粉類の配合をあれこれ悩みたくない人には、ミックスタイプから試してみるのもひとつの方法です。
二瓶商店 米の粉(もち米粉)
もち米を原料にした米粉で、だんごや餅菓子などもちもちとした食感を出したい和菓子作りに向いています。だんご粉・白玉粉との違いを比較しながら選ばれることが多く、和菓子作りをよくする人から長く選ばれている商品です。
米粉をおいしく使うためのポイント
米粉は小麦粉に比べて粒子が細かく水分を吸いやすい性質があるため、扱い方を知っておくと仕上がりが安定しやすくなります。
保存のコツ
- 密閉容器や密封袋に入れ、直射日光を避けた冷暗所で保存する
- 湿気の多い時期は冷蔵保存に切り替える
- 使い切れない分は小分けにして冷凍すると長持ちしやすい
- においが移りやすいため、香りの強い食材から離して保管する
使うときの注意点:米粉は小麦粉よりも水分を吸いやすいため、レシピの水分量をそのまま置き換えると生地が硬くなりやすい傾向があります。米粉対応レシピを参考にするか、様子を見ながら水分量を調整すると仕上がりが安定しやすくなります。
小麦粉との違いを知っておこう
米粉と小麦粉は同じ「粉もの」でも性質が異なります。小麦粉に含まれるグルテンには生地をつなぎ、伸びを出す働きがありますが、米粉にはグルテンが含まれていません。そのため、パンを作る際にはグアーガムなどのつなぎが配合された「パン用米粉」を選ぶと膨らみやすくなります。

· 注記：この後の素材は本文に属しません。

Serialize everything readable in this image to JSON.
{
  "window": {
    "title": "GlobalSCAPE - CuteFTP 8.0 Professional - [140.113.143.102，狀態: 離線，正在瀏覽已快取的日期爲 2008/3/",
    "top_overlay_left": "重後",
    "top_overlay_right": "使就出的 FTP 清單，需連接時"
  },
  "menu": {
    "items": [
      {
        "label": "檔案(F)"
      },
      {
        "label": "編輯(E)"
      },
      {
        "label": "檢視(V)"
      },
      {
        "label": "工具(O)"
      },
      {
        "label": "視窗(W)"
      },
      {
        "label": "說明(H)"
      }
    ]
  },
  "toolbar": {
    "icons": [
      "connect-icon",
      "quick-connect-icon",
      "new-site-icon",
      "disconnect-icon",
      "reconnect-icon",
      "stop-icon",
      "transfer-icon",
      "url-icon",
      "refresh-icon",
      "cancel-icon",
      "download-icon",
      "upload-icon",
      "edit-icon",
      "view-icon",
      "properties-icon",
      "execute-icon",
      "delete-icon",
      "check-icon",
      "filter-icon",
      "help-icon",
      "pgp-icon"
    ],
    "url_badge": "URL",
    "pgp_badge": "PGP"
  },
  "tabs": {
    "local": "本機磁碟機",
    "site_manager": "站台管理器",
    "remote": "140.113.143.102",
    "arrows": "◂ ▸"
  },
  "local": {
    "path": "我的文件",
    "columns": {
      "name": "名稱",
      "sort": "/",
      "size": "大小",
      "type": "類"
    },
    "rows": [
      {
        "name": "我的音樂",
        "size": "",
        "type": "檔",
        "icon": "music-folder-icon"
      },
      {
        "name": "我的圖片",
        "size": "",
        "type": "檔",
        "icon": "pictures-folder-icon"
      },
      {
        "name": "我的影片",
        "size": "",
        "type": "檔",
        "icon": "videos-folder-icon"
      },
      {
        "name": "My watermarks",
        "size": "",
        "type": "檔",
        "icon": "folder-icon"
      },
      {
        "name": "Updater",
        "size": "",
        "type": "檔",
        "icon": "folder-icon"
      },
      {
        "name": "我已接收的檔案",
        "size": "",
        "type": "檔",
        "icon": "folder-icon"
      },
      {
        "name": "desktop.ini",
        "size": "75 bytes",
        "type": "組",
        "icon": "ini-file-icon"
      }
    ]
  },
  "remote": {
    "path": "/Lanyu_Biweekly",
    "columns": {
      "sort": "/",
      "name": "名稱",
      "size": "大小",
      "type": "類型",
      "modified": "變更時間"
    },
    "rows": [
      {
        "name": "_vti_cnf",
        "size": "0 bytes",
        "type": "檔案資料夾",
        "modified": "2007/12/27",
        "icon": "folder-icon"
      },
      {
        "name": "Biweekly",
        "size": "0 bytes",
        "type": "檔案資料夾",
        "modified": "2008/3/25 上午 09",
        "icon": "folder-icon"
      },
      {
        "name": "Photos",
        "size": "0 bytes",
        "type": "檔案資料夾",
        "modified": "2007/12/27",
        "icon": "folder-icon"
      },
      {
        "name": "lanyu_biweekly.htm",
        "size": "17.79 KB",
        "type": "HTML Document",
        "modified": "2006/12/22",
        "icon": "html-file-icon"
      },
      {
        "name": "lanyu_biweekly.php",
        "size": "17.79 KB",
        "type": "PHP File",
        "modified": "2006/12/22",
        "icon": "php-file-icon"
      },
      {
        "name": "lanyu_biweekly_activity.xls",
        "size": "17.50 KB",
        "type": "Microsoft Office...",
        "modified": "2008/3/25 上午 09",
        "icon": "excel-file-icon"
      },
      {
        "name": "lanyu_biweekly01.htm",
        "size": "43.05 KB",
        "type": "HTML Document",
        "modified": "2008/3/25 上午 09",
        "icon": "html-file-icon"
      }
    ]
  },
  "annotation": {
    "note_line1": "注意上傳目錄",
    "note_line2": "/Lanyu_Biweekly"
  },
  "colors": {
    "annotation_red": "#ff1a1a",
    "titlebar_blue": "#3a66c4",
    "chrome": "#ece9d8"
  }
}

一方で、天ぷらやから揚げの衣として使う場合は、グルテンがない分べたつきにくくカラッとした軽い食感に仕上がりやすいというメリットがあります。用途によって小麦粉と米粉を使い分けたり、レシピに応じて置き換えたりすることで、料理やお菓子作りの幅を広げることができます。
豆知識:同じ「米粉」表示でも商品によって粒子の細かさや配合が異なります。同じレシピでも商品を変えると仕上がりが変わることがあるため、お気に入りの一袋が見つかったらリピートするのもおすすめです。
よくある質問
Q. パン用米粉と製菓用米粉は代用できますか?
A. 代用は可能ですが、粒子の細かさや配合の違いから焼き上がりの食感が変わることがあります。まずは少量で試してみて、好みの仕上がりに近い方を選ぶとよいでしょう。
Q. 米粉はどのくらいの期間で使い切ればいいですか?
A. 開封後は湿気やにおい移りを避けるため、常温・冷蔵保存であれば1〜2か月程度を目安に使い切るのがおすすめです。使い切れない場合は冷凍保存も検討してみましょう。
Q. どの米粉を選べばよいか迷ったときは?
A. まずは作りたいメニューを決め、パッケージに記載された「パン用」「製菓用」「料理用」などの用途表示を確認するのが選び方の基本です。迷ったときは、汎用タイプの米粉から試してみるのもひとつの方法です。
まとめ
米粉は原料や製法によって粒子の細かさや食感が異なり、パン用・製菓用・料理用といった用途別に選ぶことで、作りたい料理やお菓子に合った仕上がりに近づけやすくなります。今回紹介した7つの商品は、いずれも通販サイトや店頭でよく選ばれている定番アイテムです。まずは自分がよく作るメニューに合わせて一袋を選び、水分量の調整や保存方法のコツを押さえながら、米粉を使った料理やお菓子作りを楽しんでみてください。
米粉のおすすめ7選|パン用・製菓用の違いと選び方をまとめました
米粉には用途に応じて「パン用」「製菓用」「料理用」の種類があり、原料が「うるち米」か「もち米」かによっても食感が変わります。共立食品の米の粉や熊本製粉のミズホチカラ、波里のお米の粉、cottaや富澤商店の製菓用米粉、みたけ食品のグルテンフリーミックス、二瓶商店のもち米粉など、それぞれ得意なメニューが異なるため、作りたいレシピに合わせて選ぶことが失敗を防ぐポイントです。保存は密閉と乾燥を意識し、水分量を調整しながら使うことで、米粉ならではのもちもち・ふんわりとした食感を楽しむことができます。